I read further that in the past the only way out of Angola is via death.
So, whether capital punishment or a slow death by solitary confinement, not much different.

Angola 3's Herman Wallace Is Gravely Ill—But Still on Permanent Lockdown (http://feedproxy.google.com/~r/JamesRidgeway/~3/uCEB52gLVtk/angola-3-herman-wallace-liver-cancer-solitary)

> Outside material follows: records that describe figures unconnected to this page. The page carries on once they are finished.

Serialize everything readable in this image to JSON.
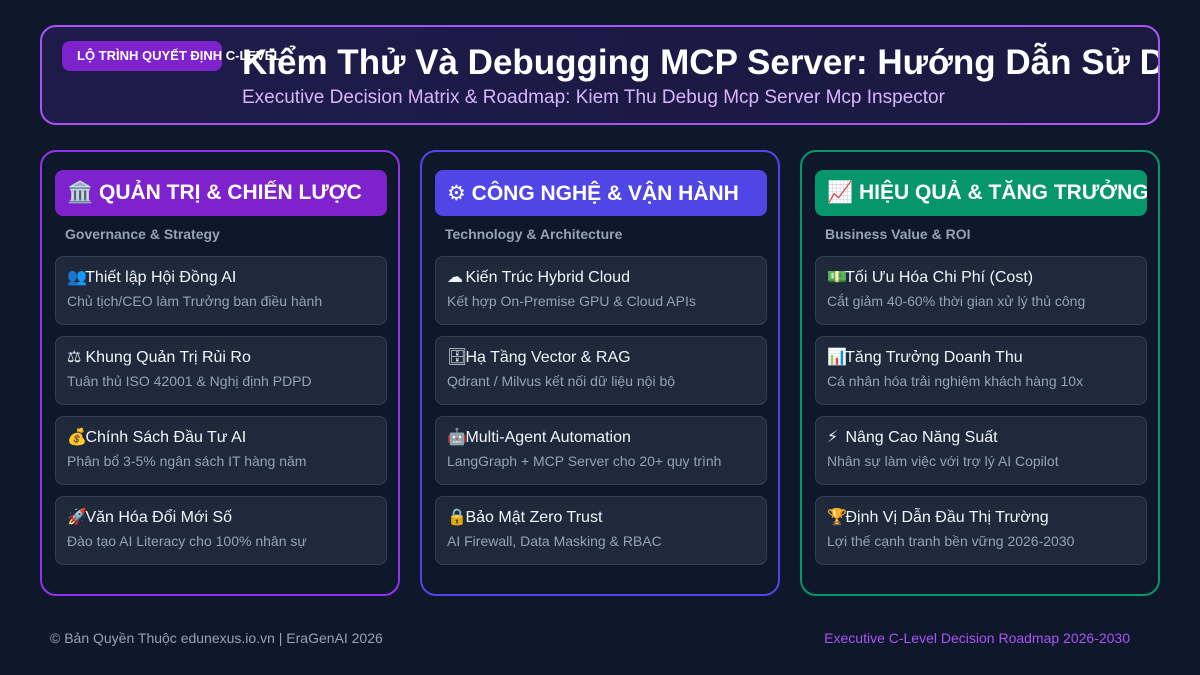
{
  "header": {
    "badge": "LỘ TRÌNH QUYẾT ĐỊNH C-LEVEL",
    "title": "Kiểm Thử Và Debugging MCP Server: Hướng Dẫn Sử Dụng MCP Inspector",
    "subtitle": "Executive Decision Matrix & Roadmap: Kiem Thu Debug Mcp Server Mcp Inspector"
  },
  "columns": [
    {
      "icon": "🏛️",
      "title": "QUẢN TRỊ & CHIẾN LƯỢC",
      "subtitle": "Governance & Strategy",
      "accent": "#7e22ce",
      "items": [
        {
          "icon": "👥",
          "title": "Thiết lập Hội Đồng AI",
          "desc": "Chủ tịch/CEO làm Trưởng ban điều hành"
        },
        {
          "icon": "⚖",
          "title": "Khung Quản Trị Rủi Ro",
          "desc": "Tuân thủ ISO 42001 & Nghị định PDPD"
        },
        {
          "icon": "💰",
          "title": "Chính Sách Đầu Tư AI",
          "desc": "Phân bổ 3-5% ngân sách IT hàng năm"
        },
        {
          "icon": "🚀",
          "title": "Văn Hóa Đổi Mới Số",
          "desc": "Đào tạo AI Literacy cho 100% nhân sự"
        }
      ]
    },
    {
      "icon": "⚙",
      "title": "CÔNG NGHỆ & VẬN HÀNH",
      "subtitle": "Technology & Architecture",
      "accent": "#4f46e5",
      "items": [
        {
          "icon": "☁",
          "title": "Kiến Trúc Hybrid Cloud",
          "desc": "Kết hợp On-Premise GPU & Cloud APIs"
        },
        {
          "icon": "🗄",
          "title": "Hạ Tầng Vector & RAG",
          "desc": "Qdrant / Milvus kết nối dữ liệu nội bộ"
        },
        {
          "icon": "🤖",
          "title": "Multi-Agent Automation",
          "desc": "LangGraph + MCP Server cho 20+ quy trình"
        },
        {
          "icon": "🔒",
          "title": "Bảo Mật Zero Trust",
          "desc": "AI Firewall, Data Masking & RBAC"
        }
      ]
    },
    {
      "icon": "📈",
      "title": "HIỆU QUẢ & TĂNG TRƯỞNG",
      "subtitle": "Business Value & ROI",
      "accent": "#059669",
      "items": [
        {
          "icon": "💵",
          "title": "Tối Ưu Hóa Chi Phí (Cost)",
          "desc": "Cắt giảm 40-60% thời gian xử lý thủ công"
        },
        {
          "icon": "📊",
          "title": "Tăng Trưởng Doanh Thu",
          "desc": "Cá nhân hóa trải nghiệm khách hàng 10x"
        },
        {
          "icon": "⚡",
          "title": "Nâng Cao Năng Suất",
          "desc": "Nhân sự làm việc với trợ lý AI Copilot"
        },
        {
          "icon": "🏆",
          "title": "Định Vị Dẫn Đầu Thị Trường",
          "desc": "Lợi thế cạnh tranh bền vững 2026-2030"
        }
      ]
    }
  ],
  "footer": {
    "left": "© Bản Quyền Thuộc edunexus.io.vn | EraGenAI 2026",
    "right": "Executive C-Level Decision Roadmap 2026-2030"
  }
}
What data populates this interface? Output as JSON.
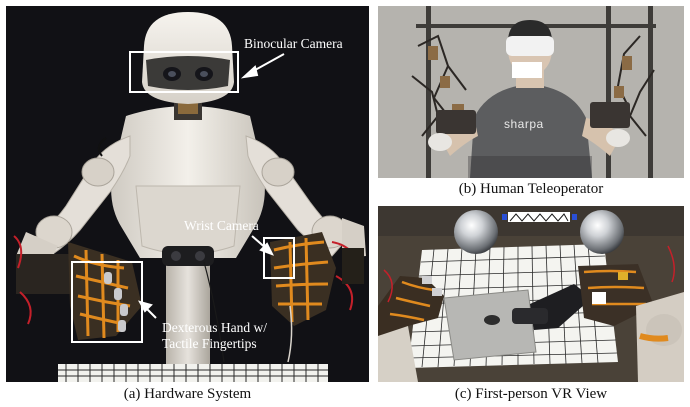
{
  "panels": {
    "a": {
      "caption": "(a) Hardware System",
      "labels": {
        "binocular_camera": "Binocular Camera",
        "wrist_camera": "Wrist Camera",
        "dexterous_hand_line1": "Dexterous Hand w/",
        "dexterous_hand_line2": "Tactile Fingertips"
      }
    },
    "b": {
      "caption": "(b) Human Teleoperator",
      "shirt_text": "sharpa"
    },
    "c": {
      "caption": "(c) First-person VR View"
    }
  },
  "colors": {
    "annotation_box": "#ffffff",
    "robot_body": "#ece8e1",
    "background_dark": "#0d0d0f",
    "flex_cable_orange": "#e08a1e",
    "grid_white": "#f4f4f0"
  }
}
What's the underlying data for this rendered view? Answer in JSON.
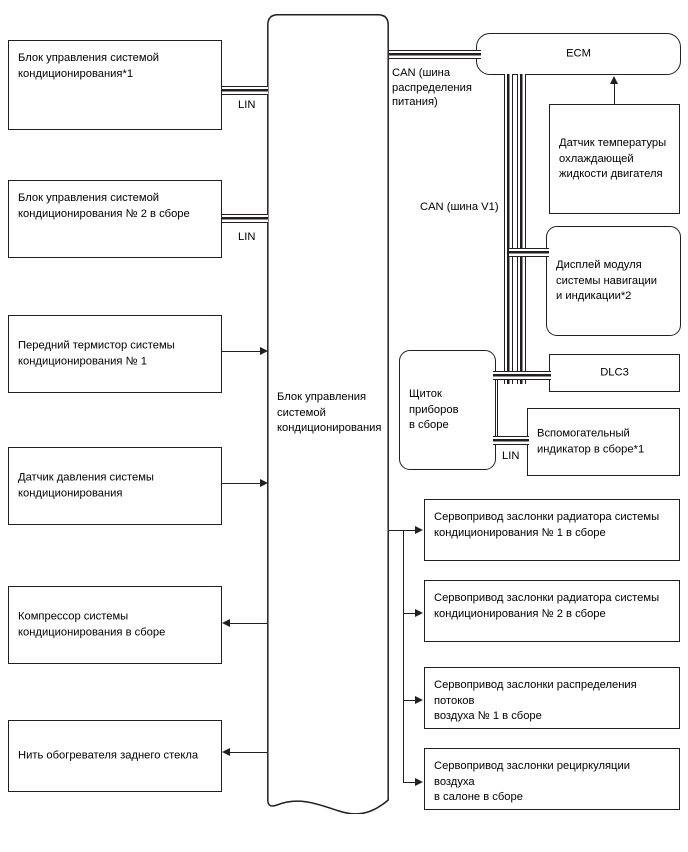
{
  "diagram": {
    "title": "Air conditioning system communication block diagram",
    "main_unit": {
      "label": "Блок управления\nсистемой\nкондиционирования"
    },
    "left_nodes": [
      {
        "id": "ac-control-unit-1",
        "label": "Блок управления системой\nкондиционирования*1",
        "link": "LIN"
      },
      {
        "id": "ac-control-unit-2",
        "label": "Блок управления системой\nкондиционирования № 2 в сборе",
        "link": "LIN"
      },
      {
        "id": "front-thermistor-1",
        "label": "Передний термистор системы\nкондиционирования № 1",
        "link": ""
      },
      {
        "id": "ac-pressure-sensor",
        "label": "Датчик давления системы\nкондиционирования",
        "link": ""
      },
      {
        "id": "ac-compressor",
        "label": "Компрессор системы\nкондиционирования в сборе",
        "link": ""
      },
      {
        "id": "rear-window-defogger",
        "label": "Нить обогревателя заднего стекла",
        "link": ""
      }
    ],
    "right_nodes": [
      {
        "id": "ecm",
        "label": "ECM"
      },
      {
        "id": "engine-coolant-temp-sensor",
        "label": "Датчик температуры\nохлаждающей\nжидкости двигателя"
      },
      {
        "id": "navigation-display-module",
        "label": "Дисплей модуля\nсистемы навигации\nи индикации*2"
      },
      {
        "id": "dlc3",
        "label": "DLC3"
      },
      {
        "id": "combination-meter",
        "label": "Щиток приборов\nв сборе"
      },
      {
        "id": "auxiliary-indicator",
        "label": "Вспомогательный\nиндикатор в сборе*1",
        "link": "LIN"
      }
    ],
    "servo_nodes": [
      {
        "id": "radiator-damper-servo-1",
        "label": "Сервопривод заслонки радиатора системы\nкондиционирования № 1 в сборе"
      },
      {
        "id": "radiator-damper-servo-2",
        "label": "Сервопривод заслонки радиатора системы\nкондиционирования № 2 в сборе"
      },
      {
        "id": "air-distribution-servo-1",
        "label": "Сервопривод заслонки распределения потоков\nвоздуха № 1 в сборе"
      },
      {
        "id": "air-recirculation-servo",
        "label": "Сервопривод заслонки рециркуляции воздуха\nв салоне в сборе"
      }
    ],
    "bus_labels": {
      "can_power": "CAN (шина\nраспределения\nпитания)",
      "can_v1": "CAN (шина V1)",
      "lin_1": "LIN",
      "lin_2": "LIN",
      "lin_aux": "LIN"
    },
    "colors": {
      "stroke": "#231f20",
      "background": "#ffffff",
      "text": "#000000"
    }
  }
}
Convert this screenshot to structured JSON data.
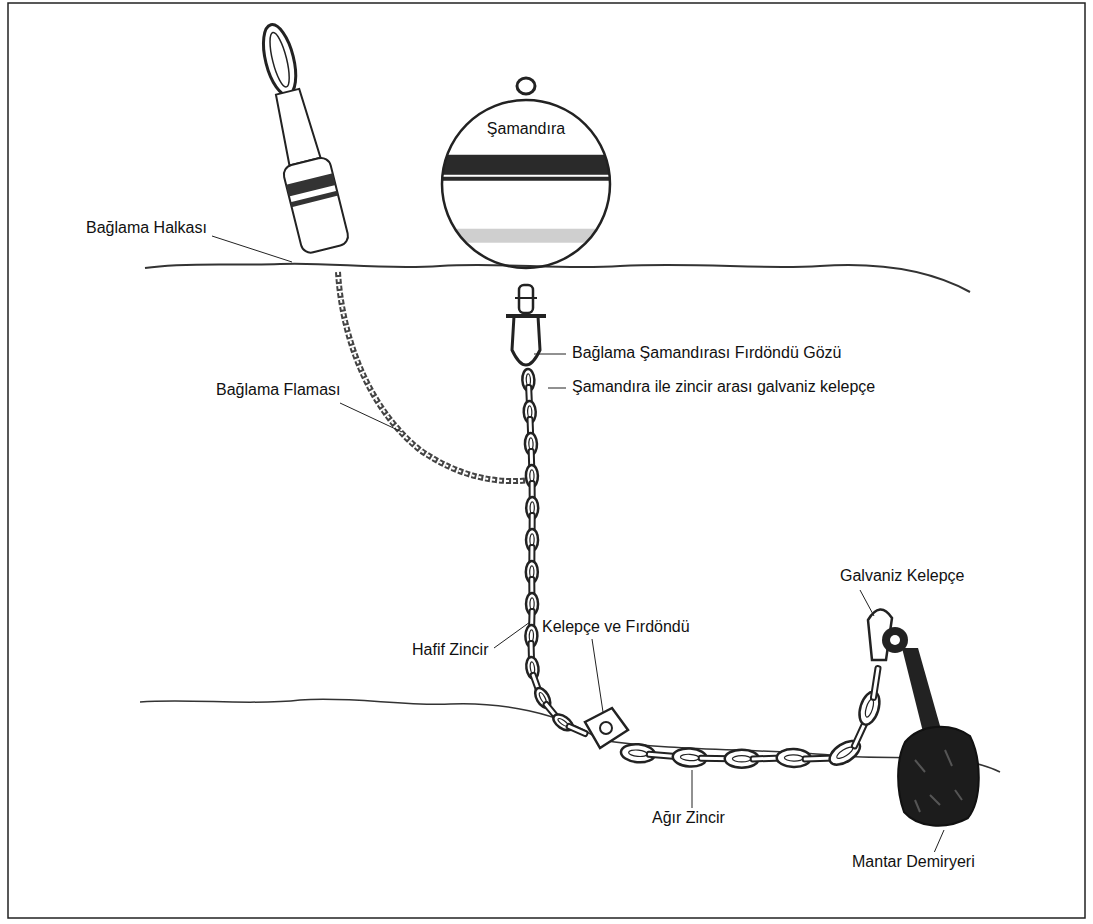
{
  "diagram": {
    "nodes": [
      {
        "text": [
          "Şamandıra"
        ]
      }
    ],
    "labels": [
      "Bağlama Halkası",
      "Bağlama Flaması",
      "Bağlama Şamandırası Fırdöndü Gözü",
      "Şamandıra ile zincir arası galvaniz kelepçe",
      "Hafif Zincir",
      "Kelepçe ve Fırdöndü",
      "Galvaniz Kelepçe",
      "Ağır Zincir",
      "Mantar Demiryeri"
    ]
  }
}
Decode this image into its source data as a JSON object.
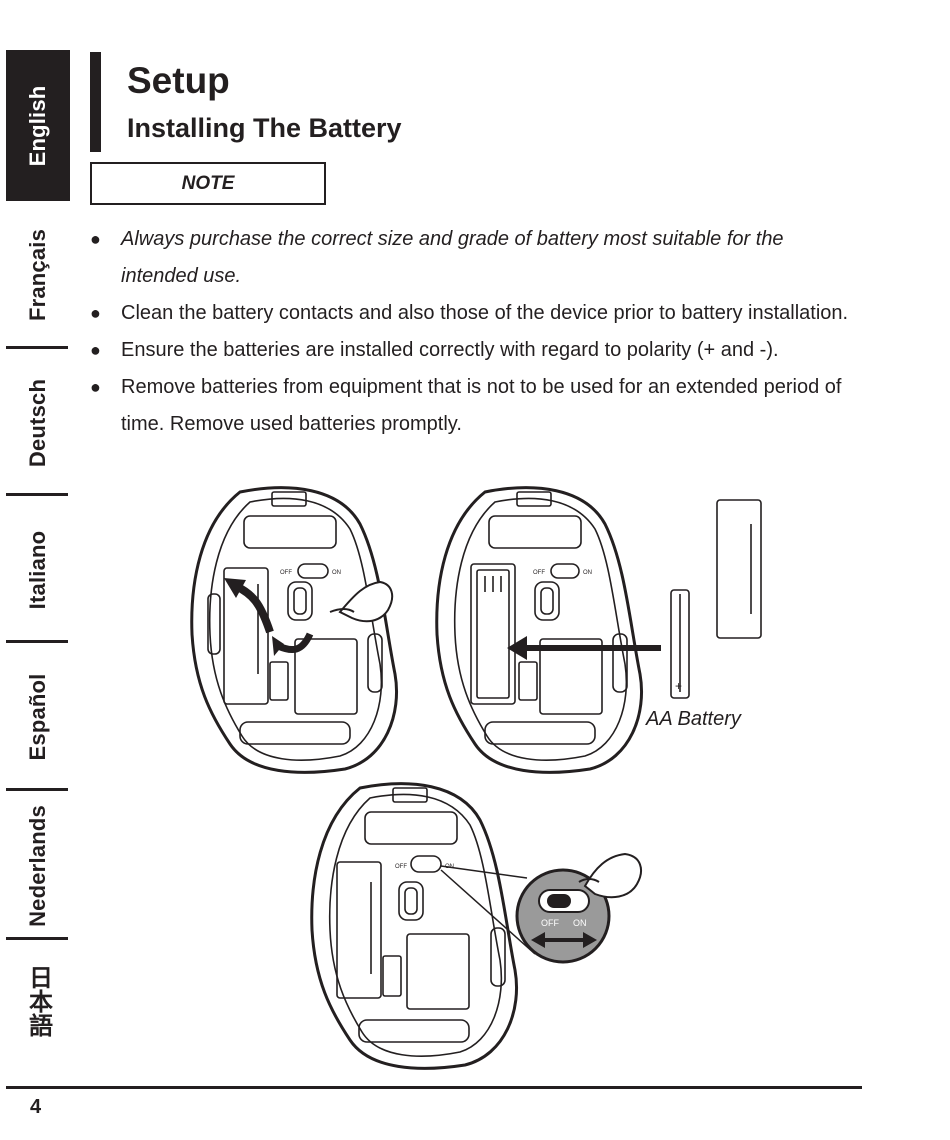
{
  "languages": [
    {
      "label": "English",
      "active": true
    },
    {
      "label": "Français",
      "active": false
    },
    {
      "label": "Deutsch",
      "active": false
    },
    {
      "label": "Italiano",
      "active": false
    },
    {
      "label": "Español",
      "active": false
    },
    {
      "label": "Nederlands",
      "active": false
    },
    {
      "label": "日本語",
      "active": false
    }
  ],
  "header": {
    "title": "Setup",
    "subtitle": "Installing The Battery"
  },
  "note": {
    "label": "NOTE",
    "items": [
      "Always purchase the correct size and grade of battery most suitable for the intended use.",
      "Clean the battery contacts and also those of the device prior to battery installation.",
      "Ensure the batteries are installed correctly with regard to polarity (+ and -).",
      "Remove batteries from equipment that is not to be used for an extended period of time. Remove used batteries promptly."
    ]
  },
  "figure": {
    "battery_label": "AA Battery",
    "switch_off": "OFF",
    "switch_on": "ON",
    "battery_plus": "+"
  },
  "footer": {
    "page_number": "4"
  }
}
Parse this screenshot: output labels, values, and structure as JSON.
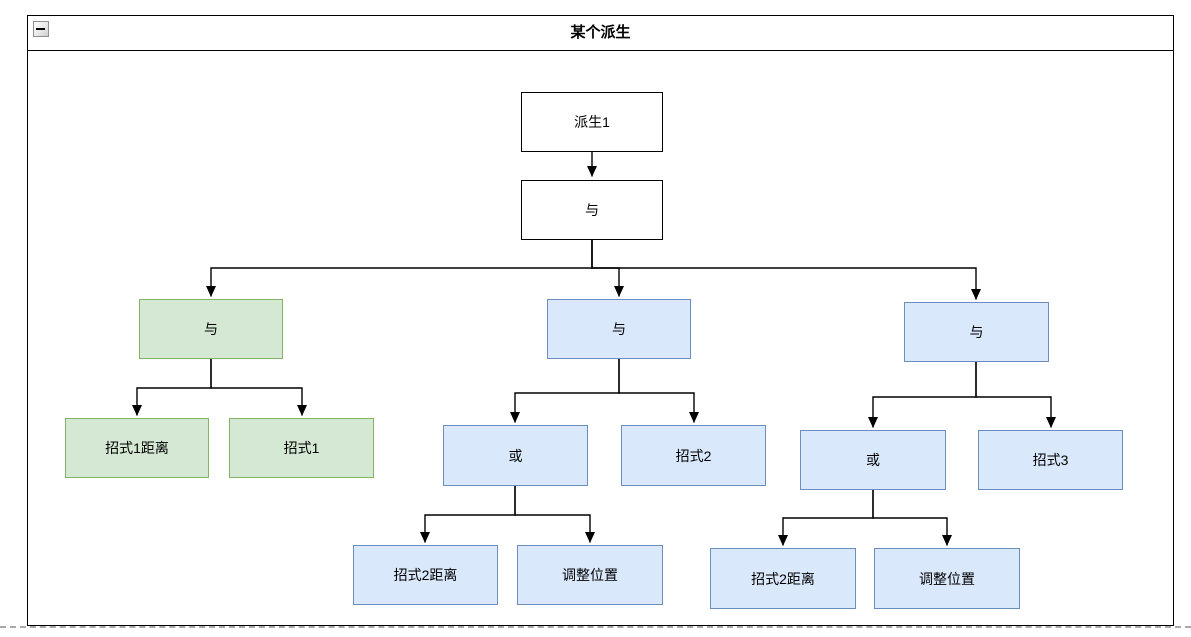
{
  "window": {
    "title": "某个派生"
  },
  "icons": {
    "collapse": "minus-square"
  },
  "colors": {
    "node_white_fill": "#ffffff",
    "node_white_stroke": "#000000",
    "node_green_fill": "#d5e8d4",
    "node_green_stroke": "#82b366",
    "node_blue_fill": "#dae8fc",
    "node_blue_stroke": "#6c8ebf",
    "edge": "#000000",
    "page_boundary_dash": "#a9a9a9"
  },
  "diagram": {
    "nodes": [
      {
        "id": "paisheng1",
        "label": "派生1",
        "color": "white"
      },
      {
        "id": "yu-root",
        "label": "与",
        "color": "white"
      },
      {
        "id": "yu-left",
        "label": "与",
        "color": "green"
      },
      {
        "id": "zhaoshi1-juli",
        "label": "招式1距离",
        "color": "green"
      },
      {
        "id": "zhaoshi1",
        "label": "招式1",
        "color": "green"
      },
      {
        "id": "yu-mid",
        "label": "与",
        "color": "blue"
      },
      {
        "id": "huo-mid",
        "label": "或",
        "color": "blue"
      },
      {
        "id": "zhaoshi2",
        "label": "招式2",
        "color": "blue"
      },
      {
        "id": "zhaoshi2-juli-mid",
        "label": "招式2距离",
        "color": "blue"
      },
      {
        "id": "tiaozheng-mid",
        "label": "调整位置",
        "color": "blue"
      },
      {
        "id": "yu-right",
        "label": "与",
        "color": "blue"
      },
      {
        "id": "huo-right",
        "label": "或",
        "color": "blue"
      },
      {
        "id": "zhaoshi3",
        "label": "招式3",
        "color": "blue"
      },
      {
        "id": "zhaoshi2-juli-right",
        "label": "招式2距离",
        "color": "blue"
      },
      {
        "id": "tiaozheng-right",
        "label": "调整位置",
        "color": "blue"
      }
    ],
    "edges": [
      {
        "from": "paisheng1",
        "to": "yu-root"
      },
      {
        "from": "yu-root",
        "to": "yu-left"
      },
      {
        "from": "yu-root",
        "to": "yu-mid"
      },
      {
        "from": "yu-root",
        "to": "yu-right"
      },
      {
        "from": "yu-left",
        "to": "zhaoshi1-juli"
      },
      {
        "from": "yu-left",
        "to": "zhaoshi1"
      },
      {
        "from": "yu-mid",
        "to": "huo-mid"
      },
      {
        "from": "yu-mid",
        "to": "zhaoshi2"
      },
      {
        "from": "huo-mid",
        "to": "zhaoshi2-juli-mid"
      },
      {
        "from": "huo-mid",
        "to": "tiaozheng-mid"
      },
      {
        "from": "yu-right",
        "to": "huo-right"
      },
      {
        "from": "yu-right",
        "to": "zhaoshi3"
      },
      {
        "from": "huo-right",
        "to": "zhaoshi2-juli-right"
      },
      {
        "from": "huo-right",
        "to": "tiaozheng-right"
      }
    ]
  }
}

Again, only found about about this prisoner being in solitary for 40 years from the Public Broadcasting Station.........it was a female artist's documentary along with the male film maker............

gomoho
07-12-2013, 07:16 AM
Living hell.

kittygilchrist
07-12-2013, 07:17 AM
I worked in a prison doing mental health and attended a seminar in which I learned about antisocial personality disorder, which is a pervasive disregard for others, not treatable to any extent.
I wouldn't want to be a (low-paid) correctional officer risking my life to give that inmate a second chance. Not to mention being another inmate vulnerable to him if he were allowed in population.
Pity is misplaced on antisocial personalities, it tells them that you are a sap over whom they might find an advantage.

senior citizen
07-12-2013, 07:30 AM
The Guard is dead...now that is harsh!


Hey, I totally get that. I also totally understand Kitty's experience with such people.......and her comments.

It was just something we recorded and actually took three days to watch.
Just thinking about how it must have been .......now they are saying it was 41 years, so I'm assuming that documentary is being "reshown" on PBS because the guy is dying..........

We remember the Black Panther movement.......very well.